『水滸伝(七) 烈火の章』
梁山泊の棟梁・宋江一行(五人)を官軍(一万数千人)が包囲する……という異様にテンションの高い状態から始まる第七巻。でもこの巻が終わる頃には更にテンションが高まっているという天井の突き抜けぶりです。
今回は、敵の中枢である青蓮寺の動きに梁山泊と同じくらいの焦点が当てられていた巻だったと思います。宰相蔡京の支援と聞煥章という才能を得た青蓮寺は遂に国を大きく動かす力を持ちます。「暗躍する青蓮寺VS賊徒梁山泊」という構図が「青蓮寺を中枢とした大国宋VS反乱軍梁山泊」という構図に徐々に塗り替えられていく過渡期が、まさに本書の状況なのだと思います。

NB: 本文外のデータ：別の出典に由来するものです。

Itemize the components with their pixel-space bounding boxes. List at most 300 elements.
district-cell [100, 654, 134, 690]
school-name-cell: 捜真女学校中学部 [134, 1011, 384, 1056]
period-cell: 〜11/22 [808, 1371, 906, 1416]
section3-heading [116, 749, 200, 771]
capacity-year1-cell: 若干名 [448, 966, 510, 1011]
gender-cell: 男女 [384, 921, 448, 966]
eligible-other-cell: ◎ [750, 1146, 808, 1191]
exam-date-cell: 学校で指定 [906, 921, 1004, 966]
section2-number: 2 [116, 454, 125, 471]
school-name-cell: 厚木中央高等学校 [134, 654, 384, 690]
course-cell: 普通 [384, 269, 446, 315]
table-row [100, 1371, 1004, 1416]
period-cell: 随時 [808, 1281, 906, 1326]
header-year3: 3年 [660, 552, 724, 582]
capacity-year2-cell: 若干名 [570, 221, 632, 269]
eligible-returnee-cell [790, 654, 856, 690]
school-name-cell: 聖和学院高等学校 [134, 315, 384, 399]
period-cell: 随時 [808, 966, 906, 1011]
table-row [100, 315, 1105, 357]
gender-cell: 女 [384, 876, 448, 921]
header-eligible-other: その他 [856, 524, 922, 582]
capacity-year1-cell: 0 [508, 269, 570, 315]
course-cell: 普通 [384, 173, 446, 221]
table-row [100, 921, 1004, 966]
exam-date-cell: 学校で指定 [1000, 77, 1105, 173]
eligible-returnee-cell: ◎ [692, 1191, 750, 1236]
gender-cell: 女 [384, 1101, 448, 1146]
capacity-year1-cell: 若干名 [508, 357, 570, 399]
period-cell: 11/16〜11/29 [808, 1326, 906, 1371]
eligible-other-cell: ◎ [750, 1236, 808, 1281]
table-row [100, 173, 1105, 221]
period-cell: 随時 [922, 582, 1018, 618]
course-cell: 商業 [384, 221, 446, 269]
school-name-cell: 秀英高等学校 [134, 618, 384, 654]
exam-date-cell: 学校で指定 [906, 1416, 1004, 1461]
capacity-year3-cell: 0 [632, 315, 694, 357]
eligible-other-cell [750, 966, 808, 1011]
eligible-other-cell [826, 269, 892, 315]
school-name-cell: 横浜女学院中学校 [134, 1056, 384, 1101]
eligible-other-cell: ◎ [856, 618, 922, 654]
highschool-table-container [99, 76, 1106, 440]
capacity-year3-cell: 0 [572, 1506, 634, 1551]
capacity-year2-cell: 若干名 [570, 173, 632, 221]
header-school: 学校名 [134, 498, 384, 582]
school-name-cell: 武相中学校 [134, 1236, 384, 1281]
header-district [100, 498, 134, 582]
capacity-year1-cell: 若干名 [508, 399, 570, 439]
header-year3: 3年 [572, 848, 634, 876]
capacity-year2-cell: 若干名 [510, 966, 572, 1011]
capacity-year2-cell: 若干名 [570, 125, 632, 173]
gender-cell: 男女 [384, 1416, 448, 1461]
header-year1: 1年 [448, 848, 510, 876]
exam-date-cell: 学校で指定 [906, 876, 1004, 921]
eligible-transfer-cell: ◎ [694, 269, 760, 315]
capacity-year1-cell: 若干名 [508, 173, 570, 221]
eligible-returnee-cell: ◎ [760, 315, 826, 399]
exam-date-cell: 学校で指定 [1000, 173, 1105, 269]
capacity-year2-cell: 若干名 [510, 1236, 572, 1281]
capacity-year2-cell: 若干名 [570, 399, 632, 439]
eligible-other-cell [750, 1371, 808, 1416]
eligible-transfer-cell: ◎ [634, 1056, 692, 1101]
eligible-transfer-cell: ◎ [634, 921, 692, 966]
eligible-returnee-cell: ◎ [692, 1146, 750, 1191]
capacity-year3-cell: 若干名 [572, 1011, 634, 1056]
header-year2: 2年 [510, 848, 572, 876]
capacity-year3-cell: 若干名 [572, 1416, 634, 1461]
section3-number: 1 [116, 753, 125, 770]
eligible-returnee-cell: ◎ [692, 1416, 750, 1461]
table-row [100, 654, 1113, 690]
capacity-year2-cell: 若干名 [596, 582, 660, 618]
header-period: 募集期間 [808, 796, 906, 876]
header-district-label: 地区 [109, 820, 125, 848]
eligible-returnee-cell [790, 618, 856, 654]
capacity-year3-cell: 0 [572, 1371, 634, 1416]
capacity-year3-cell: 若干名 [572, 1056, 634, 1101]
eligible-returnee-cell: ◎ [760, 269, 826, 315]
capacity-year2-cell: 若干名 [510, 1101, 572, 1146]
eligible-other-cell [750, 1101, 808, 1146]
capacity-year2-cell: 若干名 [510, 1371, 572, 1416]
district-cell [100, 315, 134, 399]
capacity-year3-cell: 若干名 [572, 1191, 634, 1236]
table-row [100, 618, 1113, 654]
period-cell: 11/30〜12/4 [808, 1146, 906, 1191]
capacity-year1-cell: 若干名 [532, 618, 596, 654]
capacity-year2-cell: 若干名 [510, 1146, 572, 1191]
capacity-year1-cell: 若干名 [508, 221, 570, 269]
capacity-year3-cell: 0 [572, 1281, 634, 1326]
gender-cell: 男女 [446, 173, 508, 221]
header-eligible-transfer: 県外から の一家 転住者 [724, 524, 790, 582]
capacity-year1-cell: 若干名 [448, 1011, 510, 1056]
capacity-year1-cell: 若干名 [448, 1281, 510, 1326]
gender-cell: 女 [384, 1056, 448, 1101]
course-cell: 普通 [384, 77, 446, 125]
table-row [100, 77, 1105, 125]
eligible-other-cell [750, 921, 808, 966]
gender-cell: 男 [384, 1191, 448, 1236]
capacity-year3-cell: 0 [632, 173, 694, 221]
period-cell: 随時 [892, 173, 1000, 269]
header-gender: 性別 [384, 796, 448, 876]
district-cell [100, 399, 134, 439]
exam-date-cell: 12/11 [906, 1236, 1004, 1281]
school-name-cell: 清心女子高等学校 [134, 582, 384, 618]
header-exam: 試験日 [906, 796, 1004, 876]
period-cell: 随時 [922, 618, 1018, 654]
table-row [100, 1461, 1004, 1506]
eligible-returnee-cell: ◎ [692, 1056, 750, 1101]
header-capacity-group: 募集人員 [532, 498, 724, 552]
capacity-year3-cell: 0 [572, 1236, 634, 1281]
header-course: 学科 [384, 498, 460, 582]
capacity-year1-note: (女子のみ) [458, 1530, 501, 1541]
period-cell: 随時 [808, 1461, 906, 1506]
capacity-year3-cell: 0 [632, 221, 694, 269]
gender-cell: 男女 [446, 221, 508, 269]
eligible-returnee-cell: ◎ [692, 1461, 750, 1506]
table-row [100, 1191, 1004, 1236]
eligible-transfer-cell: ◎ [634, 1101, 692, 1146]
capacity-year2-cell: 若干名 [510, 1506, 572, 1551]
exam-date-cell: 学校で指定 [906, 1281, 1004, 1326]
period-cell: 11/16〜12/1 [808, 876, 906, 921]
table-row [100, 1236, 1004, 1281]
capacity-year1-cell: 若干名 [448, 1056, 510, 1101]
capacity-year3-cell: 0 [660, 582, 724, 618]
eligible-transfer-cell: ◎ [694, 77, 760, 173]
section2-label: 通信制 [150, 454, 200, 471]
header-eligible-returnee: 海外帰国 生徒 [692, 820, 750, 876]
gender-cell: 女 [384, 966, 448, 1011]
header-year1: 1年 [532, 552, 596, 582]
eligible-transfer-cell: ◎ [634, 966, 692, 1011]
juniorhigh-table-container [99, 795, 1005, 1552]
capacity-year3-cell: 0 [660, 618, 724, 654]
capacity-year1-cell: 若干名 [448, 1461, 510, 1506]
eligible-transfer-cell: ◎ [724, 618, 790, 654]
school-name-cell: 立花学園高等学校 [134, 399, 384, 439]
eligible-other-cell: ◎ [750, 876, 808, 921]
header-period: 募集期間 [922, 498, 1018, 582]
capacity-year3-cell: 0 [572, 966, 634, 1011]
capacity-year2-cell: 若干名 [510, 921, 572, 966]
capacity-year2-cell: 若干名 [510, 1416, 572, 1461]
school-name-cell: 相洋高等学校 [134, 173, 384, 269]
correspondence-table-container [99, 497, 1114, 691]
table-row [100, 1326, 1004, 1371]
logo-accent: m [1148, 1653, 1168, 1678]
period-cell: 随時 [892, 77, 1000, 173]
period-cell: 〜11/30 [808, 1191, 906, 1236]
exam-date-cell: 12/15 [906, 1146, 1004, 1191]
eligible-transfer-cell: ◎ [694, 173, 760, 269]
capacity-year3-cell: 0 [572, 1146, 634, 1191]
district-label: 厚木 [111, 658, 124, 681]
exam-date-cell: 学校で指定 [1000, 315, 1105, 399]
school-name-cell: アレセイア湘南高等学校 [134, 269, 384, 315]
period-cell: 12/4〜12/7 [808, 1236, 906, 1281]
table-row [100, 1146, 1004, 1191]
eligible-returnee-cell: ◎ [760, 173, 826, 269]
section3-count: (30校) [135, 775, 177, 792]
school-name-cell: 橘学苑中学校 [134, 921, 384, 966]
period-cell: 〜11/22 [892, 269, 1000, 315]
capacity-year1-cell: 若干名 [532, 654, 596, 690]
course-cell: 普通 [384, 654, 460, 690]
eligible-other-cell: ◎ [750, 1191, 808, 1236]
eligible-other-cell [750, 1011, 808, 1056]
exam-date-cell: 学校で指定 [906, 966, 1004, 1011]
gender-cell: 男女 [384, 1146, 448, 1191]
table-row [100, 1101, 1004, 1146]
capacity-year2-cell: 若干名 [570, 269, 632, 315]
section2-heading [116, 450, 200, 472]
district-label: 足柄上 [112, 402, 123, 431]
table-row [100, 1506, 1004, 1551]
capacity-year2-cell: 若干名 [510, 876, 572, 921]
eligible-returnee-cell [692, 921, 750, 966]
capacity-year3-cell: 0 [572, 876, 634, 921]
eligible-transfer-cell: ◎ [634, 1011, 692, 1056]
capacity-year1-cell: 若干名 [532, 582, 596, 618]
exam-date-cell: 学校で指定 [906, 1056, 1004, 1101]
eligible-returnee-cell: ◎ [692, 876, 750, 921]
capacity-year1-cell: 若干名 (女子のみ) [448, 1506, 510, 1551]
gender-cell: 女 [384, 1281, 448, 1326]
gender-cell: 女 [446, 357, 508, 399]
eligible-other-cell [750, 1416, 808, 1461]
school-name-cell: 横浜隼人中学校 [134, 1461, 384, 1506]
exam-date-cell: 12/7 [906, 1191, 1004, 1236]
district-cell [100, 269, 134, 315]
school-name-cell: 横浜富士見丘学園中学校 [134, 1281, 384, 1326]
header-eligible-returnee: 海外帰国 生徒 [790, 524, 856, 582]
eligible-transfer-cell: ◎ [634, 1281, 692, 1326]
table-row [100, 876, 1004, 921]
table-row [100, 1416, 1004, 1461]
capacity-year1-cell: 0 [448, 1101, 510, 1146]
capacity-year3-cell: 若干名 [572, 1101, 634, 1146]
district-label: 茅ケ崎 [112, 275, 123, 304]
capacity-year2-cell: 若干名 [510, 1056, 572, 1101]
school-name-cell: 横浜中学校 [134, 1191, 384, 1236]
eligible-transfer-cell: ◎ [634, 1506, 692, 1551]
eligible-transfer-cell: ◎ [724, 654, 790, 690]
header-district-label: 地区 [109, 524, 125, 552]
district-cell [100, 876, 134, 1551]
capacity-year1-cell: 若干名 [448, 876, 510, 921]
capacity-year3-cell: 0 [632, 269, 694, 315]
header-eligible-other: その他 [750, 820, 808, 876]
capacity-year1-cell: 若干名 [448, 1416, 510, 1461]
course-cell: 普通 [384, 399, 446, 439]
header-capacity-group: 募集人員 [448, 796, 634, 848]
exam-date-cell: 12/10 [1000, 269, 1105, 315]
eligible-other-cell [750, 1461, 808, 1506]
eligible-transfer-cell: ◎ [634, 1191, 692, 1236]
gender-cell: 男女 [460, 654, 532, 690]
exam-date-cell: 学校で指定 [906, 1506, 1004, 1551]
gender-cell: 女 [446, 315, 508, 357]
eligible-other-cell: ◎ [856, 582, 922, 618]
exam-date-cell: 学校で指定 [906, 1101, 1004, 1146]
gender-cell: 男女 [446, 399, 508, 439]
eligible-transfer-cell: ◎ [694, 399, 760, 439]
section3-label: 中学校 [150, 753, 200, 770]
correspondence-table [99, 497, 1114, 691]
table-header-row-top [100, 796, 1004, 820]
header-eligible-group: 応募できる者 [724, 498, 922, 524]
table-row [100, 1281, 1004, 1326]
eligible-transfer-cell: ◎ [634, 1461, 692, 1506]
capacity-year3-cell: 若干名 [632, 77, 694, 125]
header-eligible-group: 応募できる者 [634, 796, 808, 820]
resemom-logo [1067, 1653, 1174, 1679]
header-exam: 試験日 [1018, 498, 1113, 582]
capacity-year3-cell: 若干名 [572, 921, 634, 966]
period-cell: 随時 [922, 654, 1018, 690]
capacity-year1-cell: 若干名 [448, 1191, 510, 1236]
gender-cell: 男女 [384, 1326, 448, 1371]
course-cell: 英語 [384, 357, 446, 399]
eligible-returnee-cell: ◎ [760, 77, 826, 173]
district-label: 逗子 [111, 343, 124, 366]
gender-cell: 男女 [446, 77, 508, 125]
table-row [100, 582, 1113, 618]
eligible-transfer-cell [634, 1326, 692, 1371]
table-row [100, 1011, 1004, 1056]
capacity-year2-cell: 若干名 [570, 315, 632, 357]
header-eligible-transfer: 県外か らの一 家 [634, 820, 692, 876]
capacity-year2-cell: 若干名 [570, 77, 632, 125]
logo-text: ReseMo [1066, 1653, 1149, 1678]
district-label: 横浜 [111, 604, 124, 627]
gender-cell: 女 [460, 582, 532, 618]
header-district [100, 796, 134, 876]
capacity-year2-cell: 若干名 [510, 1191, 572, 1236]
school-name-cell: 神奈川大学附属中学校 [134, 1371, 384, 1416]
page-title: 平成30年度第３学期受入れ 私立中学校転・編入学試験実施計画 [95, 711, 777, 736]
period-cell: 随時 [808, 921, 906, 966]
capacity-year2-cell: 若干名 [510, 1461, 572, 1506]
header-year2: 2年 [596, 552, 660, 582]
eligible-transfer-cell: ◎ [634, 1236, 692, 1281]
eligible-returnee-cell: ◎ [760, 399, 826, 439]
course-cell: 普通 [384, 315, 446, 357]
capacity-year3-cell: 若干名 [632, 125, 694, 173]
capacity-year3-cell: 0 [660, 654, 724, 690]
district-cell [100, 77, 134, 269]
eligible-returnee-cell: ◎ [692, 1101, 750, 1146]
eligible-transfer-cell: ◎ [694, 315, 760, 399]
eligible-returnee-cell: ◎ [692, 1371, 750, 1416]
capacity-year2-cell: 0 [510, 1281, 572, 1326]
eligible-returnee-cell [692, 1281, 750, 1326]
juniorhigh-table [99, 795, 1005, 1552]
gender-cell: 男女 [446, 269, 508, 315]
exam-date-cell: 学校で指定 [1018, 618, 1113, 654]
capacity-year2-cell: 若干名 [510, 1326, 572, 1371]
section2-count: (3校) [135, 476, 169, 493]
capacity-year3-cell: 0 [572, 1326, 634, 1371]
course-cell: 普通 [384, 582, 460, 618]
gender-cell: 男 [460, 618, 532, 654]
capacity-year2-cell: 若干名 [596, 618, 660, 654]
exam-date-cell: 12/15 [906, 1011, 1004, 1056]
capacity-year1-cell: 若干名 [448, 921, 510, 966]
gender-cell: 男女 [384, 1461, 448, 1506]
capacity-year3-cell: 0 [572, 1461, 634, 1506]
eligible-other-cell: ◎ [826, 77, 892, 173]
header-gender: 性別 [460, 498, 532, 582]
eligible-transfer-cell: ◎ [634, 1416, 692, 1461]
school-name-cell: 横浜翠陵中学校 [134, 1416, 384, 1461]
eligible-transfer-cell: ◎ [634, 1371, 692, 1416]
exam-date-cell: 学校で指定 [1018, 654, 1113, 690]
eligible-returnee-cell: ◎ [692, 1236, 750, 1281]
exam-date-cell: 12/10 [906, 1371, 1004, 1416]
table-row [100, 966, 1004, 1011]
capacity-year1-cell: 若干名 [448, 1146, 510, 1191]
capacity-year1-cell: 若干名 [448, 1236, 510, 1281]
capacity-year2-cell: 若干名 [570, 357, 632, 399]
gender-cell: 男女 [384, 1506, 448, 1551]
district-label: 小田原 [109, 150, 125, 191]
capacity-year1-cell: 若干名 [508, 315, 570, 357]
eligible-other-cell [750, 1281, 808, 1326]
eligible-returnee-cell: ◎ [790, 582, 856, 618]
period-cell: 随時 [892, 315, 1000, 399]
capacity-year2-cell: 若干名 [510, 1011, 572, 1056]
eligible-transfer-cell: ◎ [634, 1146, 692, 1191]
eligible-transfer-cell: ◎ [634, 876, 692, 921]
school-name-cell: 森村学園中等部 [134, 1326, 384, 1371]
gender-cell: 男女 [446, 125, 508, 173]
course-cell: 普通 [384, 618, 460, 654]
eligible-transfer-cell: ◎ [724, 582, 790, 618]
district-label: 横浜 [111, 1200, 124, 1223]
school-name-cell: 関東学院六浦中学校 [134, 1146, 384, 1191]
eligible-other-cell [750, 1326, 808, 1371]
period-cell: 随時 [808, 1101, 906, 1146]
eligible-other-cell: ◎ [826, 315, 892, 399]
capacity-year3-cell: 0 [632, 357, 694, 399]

その聞煥章さん、前巻で登場したときはいかにも冷徹なエリートで何考えてるか分からない若き天才という感じでした。でも今巻で同じ青蓮寺の李富さんを仲間として認め、自分自身の若さをも受け容れて更に上を目指していく姿が描かれていく中で、随分人間味を得たと思います。敵陣の人間の中では最も深いところまで人格が描かれてきた李富さんと同じか、今後それ以上のキャラクターになっていくのかもしれません。
極めつけは、一丈青扈三娘さんの凛とした美貌を目の当たりにした際の彼のうろたえっぷりです。北方水滸伝にかっこいいキャラクターは数いれど、ここまで「萌えキャラ」としてニヤニヤ出来るキャラクターが登場したのは初めてのことではないでしょうか。ああもうこれはたまりません。
扈三娘さんといえば、彼女はこの作品の中で始めて登場する「梁山泊の女性」ですね。本シリーズに登場する女性は不遇というか、「英雄」である男性が戦っていく動機付けのために死んでいくようなパターンが多かったので、「英雄」の側に立った女性を北方さんがどう描いてくれるのか興味を持ちつつ眺めてみます。